One person who should know something has been in touch having read this and assured me that the application will be back with the planners in the New Year.

Unknown said...

Hi Robert - I wouldn't take the opinions of a guy who lives in London and an ex Town Councillor. Neither have any more idea about the development than a man on the street. This planning process is very frustrating but my understanding is that legal counsel advised that the thoroughness of Northumberland estates documentation was not total so the planning committee would have no choice but to reject it. So the application has not been withdrawn but the meeting has been postponed. I cannot see this application being scrapped, the duke has invested too much to stop. So my expectation is that an unchanged application, with a few more t's crossed and i's dotted, will be before the Council in the new year.

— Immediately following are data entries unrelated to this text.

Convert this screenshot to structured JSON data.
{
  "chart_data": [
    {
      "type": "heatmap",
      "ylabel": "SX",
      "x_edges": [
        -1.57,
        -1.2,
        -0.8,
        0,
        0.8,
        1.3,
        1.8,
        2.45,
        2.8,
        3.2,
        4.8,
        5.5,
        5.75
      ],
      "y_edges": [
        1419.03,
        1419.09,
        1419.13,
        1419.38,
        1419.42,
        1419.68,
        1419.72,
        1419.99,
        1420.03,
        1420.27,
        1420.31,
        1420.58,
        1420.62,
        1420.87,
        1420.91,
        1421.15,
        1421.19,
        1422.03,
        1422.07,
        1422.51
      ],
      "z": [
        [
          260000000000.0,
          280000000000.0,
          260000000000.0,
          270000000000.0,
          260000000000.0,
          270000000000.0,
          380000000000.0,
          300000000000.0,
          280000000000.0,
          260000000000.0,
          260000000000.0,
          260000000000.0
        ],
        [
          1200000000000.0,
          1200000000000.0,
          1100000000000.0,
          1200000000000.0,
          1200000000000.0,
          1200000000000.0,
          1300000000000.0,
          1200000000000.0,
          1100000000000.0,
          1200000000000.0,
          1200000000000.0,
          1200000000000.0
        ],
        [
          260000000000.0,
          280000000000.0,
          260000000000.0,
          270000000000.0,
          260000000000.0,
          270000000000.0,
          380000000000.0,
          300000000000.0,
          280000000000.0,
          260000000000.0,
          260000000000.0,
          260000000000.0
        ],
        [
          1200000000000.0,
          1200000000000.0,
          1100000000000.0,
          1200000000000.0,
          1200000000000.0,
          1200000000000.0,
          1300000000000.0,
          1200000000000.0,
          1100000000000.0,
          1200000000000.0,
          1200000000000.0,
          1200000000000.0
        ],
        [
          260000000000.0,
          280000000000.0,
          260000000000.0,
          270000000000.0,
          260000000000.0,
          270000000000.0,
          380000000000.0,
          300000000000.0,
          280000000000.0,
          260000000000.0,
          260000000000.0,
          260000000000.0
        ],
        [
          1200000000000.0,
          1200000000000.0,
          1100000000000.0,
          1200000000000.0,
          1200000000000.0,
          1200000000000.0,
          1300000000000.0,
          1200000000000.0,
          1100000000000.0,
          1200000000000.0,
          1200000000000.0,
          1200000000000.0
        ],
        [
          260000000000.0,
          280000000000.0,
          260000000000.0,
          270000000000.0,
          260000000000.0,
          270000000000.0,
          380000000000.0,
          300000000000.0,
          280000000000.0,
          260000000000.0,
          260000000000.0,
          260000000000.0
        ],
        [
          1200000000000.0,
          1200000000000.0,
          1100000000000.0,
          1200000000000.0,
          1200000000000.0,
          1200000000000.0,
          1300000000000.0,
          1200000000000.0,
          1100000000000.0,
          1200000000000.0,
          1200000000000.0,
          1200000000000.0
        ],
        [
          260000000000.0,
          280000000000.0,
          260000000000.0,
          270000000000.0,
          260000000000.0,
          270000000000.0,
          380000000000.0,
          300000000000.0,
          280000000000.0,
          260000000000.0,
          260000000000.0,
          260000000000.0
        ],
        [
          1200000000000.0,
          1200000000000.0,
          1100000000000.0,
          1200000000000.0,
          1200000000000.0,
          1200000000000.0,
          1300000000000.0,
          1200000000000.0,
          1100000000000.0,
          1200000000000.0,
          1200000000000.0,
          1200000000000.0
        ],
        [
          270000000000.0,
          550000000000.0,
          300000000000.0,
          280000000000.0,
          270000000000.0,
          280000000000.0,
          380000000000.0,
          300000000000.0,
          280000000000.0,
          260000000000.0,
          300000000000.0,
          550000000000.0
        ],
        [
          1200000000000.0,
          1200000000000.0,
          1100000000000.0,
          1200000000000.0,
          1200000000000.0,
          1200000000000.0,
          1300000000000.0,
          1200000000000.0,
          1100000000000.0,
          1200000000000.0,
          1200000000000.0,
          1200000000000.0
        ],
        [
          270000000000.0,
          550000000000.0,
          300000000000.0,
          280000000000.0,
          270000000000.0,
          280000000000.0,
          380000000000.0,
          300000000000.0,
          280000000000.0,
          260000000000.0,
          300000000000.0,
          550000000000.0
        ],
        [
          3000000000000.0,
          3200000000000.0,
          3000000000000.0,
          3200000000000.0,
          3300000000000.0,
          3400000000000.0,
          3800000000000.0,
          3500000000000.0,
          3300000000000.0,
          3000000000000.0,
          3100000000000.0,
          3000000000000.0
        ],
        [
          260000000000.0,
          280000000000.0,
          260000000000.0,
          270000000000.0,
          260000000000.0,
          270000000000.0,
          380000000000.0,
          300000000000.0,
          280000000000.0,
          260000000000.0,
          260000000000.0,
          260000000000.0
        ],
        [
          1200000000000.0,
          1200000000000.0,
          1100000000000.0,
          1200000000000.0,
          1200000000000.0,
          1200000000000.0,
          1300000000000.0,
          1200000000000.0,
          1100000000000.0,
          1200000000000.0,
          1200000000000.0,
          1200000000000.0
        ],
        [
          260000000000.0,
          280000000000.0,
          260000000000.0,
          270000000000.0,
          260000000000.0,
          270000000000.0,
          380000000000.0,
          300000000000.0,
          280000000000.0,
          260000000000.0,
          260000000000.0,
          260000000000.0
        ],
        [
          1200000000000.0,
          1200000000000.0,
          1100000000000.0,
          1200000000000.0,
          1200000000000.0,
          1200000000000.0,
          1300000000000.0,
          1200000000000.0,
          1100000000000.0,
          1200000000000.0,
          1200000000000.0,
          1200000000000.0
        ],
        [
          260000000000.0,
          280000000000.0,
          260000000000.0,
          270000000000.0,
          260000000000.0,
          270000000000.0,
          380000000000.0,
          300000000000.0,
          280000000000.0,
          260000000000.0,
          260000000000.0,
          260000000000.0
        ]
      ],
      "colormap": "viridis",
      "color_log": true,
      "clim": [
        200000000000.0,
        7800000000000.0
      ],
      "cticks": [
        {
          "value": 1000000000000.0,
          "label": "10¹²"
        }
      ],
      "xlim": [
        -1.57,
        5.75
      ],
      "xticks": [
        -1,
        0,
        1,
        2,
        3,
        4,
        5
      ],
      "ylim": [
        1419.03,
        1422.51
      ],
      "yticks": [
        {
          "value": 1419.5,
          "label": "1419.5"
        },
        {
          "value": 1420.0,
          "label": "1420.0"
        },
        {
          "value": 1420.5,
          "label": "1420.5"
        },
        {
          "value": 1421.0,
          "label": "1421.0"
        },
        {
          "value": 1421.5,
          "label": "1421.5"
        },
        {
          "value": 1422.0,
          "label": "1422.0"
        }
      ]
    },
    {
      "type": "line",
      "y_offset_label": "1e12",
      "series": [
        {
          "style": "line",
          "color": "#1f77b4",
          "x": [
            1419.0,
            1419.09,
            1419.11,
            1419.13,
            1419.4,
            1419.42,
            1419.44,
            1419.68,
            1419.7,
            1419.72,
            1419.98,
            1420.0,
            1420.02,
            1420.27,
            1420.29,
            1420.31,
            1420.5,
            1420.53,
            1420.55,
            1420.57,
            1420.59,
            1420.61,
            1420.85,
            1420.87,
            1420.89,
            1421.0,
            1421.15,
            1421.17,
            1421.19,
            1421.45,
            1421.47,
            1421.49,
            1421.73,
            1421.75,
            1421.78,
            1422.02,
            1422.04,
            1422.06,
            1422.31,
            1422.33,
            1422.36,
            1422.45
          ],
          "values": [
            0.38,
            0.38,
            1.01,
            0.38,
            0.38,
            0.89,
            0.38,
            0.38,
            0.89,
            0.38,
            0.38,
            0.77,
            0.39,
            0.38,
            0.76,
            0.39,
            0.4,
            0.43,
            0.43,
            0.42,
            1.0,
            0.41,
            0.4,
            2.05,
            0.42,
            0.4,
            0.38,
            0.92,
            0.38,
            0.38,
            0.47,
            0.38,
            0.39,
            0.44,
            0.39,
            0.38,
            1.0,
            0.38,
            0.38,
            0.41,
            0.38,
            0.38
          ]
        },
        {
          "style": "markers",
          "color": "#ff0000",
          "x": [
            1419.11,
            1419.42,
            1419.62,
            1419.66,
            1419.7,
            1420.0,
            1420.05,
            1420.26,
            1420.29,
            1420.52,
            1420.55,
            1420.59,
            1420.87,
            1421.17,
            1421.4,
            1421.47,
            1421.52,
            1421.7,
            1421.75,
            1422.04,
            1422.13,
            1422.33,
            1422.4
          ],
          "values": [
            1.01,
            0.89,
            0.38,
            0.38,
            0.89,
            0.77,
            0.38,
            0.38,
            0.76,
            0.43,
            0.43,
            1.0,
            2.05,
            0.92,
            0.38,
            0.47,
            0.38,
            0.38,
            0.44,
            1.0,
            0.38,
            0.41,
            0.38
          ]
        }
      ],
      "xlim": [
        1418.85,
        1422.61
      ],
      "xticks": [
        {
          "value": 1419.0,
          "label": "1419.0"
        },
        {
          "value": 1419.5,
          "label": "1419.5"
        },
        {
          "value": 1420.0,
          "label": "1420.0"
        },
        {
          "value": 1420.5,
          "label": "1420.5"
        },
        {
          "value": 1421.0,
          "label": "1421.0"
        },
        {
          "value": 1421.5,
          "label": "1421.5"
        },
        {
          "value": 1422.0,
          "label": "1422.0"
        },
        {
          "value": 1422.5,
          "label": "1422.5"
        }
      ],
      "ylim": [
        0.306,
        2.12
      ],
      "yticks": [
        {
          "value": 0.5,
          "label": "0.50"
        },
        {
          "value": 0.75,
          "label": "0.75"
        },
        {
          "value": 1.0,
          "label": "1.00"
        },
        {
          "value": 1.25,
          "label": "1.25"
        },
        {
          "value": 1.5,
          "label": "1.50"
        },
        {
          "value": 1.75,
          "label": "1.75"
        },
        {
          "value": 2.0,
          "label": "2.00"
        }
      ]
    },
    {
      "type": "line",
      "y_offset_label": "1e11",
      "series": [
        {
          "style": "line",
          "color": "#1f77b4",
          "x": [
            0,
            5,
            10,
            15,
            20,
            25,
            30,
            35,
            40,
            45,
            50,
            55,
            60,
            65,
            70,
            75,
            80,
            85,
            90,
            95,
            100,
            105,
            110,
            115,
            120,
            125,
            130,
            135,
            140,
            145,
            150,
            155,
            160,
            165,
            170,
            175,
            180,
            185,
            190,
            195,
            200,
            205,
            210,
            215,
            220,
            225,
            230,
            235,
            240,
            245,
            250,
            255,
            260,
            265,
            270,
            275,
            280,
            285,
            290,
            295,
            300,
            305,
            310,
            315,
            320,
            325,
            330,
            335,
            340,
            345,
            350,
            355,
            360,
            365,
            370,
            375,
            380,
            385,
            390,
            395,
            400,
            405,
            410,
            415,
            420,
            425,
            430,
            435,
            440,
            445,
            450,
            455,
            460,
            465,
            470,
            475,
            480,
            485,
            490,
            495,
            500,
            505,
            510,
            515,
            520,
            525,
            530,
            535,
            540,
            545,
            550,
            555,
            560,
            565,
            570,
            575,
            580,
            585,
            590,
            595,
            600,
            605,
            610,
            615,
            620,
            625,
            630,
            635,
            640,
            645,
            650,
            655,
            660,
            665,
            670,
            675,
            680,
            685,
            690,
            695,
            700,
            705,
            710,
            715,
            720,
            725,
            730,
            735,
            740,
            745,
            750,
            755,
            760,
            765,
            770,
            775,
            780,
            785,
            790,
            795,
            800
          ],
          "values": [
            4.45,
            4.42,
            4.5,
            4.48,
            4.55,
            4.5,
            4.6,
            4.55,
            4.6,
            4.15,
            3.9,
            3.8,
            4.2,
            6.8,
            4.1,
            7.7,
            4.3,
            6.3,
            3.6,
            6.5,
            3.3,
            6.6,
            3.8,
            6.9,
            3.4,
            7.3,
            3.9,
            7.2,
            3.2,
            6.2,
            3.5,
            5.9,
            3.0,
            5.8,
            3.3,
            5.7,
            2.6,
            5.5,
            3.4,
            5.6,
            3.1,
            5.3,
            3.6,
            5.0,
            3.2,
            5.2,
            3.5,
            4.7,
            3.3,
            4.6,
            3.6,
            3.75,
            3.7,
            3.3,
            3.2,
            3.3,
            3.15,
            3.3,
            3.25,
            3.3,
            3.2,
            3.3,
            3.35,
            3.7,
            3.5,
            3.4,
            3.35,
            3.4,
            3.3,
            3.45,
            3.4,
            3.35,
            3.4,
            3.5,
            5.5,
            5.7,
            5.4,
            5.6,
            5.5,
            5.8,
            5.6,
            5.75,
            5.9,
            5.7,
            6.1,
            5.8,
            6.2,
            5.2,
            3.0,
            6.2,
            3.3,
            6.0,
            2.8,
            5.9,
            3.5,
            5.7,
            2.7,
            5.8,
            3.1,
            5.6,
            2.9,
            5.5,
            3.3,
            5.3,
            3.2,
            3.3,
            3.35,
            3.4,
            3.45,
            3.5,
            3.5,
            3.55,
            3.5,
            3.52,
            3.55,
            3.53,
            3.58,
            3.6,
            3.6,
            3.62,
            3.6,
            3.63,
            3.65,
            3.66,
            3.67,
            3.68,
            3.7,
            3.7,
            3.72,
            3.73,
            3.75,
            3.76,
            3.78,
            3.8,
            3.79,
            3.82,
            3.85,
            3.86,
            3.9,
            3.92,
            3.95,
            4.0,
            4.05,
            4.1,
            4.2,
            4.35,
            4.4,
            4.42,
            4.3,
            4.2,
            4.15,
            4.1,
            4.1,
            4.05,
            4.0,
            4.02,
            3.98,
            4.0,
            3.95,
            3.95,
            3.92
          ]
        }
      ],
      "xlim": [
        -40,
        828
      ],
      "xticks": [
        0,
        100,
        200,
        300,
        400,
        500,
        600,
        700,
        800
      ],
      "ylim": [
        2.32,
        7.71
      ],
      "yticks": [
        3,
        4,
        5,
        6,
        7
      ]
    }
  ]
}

Many of your ideas are nice but the council or the partnership cannot compulsory purchase the site and what is submitted is really in the hands of Northumberland Estates. That might seem unfair but unfortunately Northumberland still has a lot of the legacies of feudalism!

robertatforsythe said...

Neil: I am grateful for the time you have taken to comment. We may not be in complete agreement but your willingness to set out the position is to be applauded.

robertatforsythe said...
This comment has been removed by the author.
robertatforsythe said...

If you follow this public link you can get a flavour of the comments made about the application in the August/September 2011 period to the county council http://committees.northumberland.gov.uk/aksnorthumberland/images/att9995.pdf

robertatforsythe said...

Last Friday's (9th December) Hexham Courant page 3 bottom does have a short piece endeavouring to explain why the planning meeting onn October19th was cancelled. Frankly I don't think I am any of the wiser. No specific meeting of any of the Drains, Co-Op and Morrison's (Blaydon) legal objections were made but all of these informants have suggested have a role to play.

robertatforsythe said...

In the rush of Christmas an update has been missed although it was made on my Facebook album commenting on the project. There on the 23rd December I noted "Just over two months after the Prudhoe Town Centre application was pulled the Courant front page and editorial today discuss what they believe brought things to a halt. Detailed and renewed objections from the Co-Op. Not the drains and sewers (Clochemerle) which have also taken our time this autumn. Courant phraseology embraces "failed process" and "beggars belief" and firmly finger wags at both the County Council and the Northumberland Estates. Like many others I am sure, I have no idea how this will end but I do know Prudhoe deserved the preparation of a really excellent scheme from its landlord."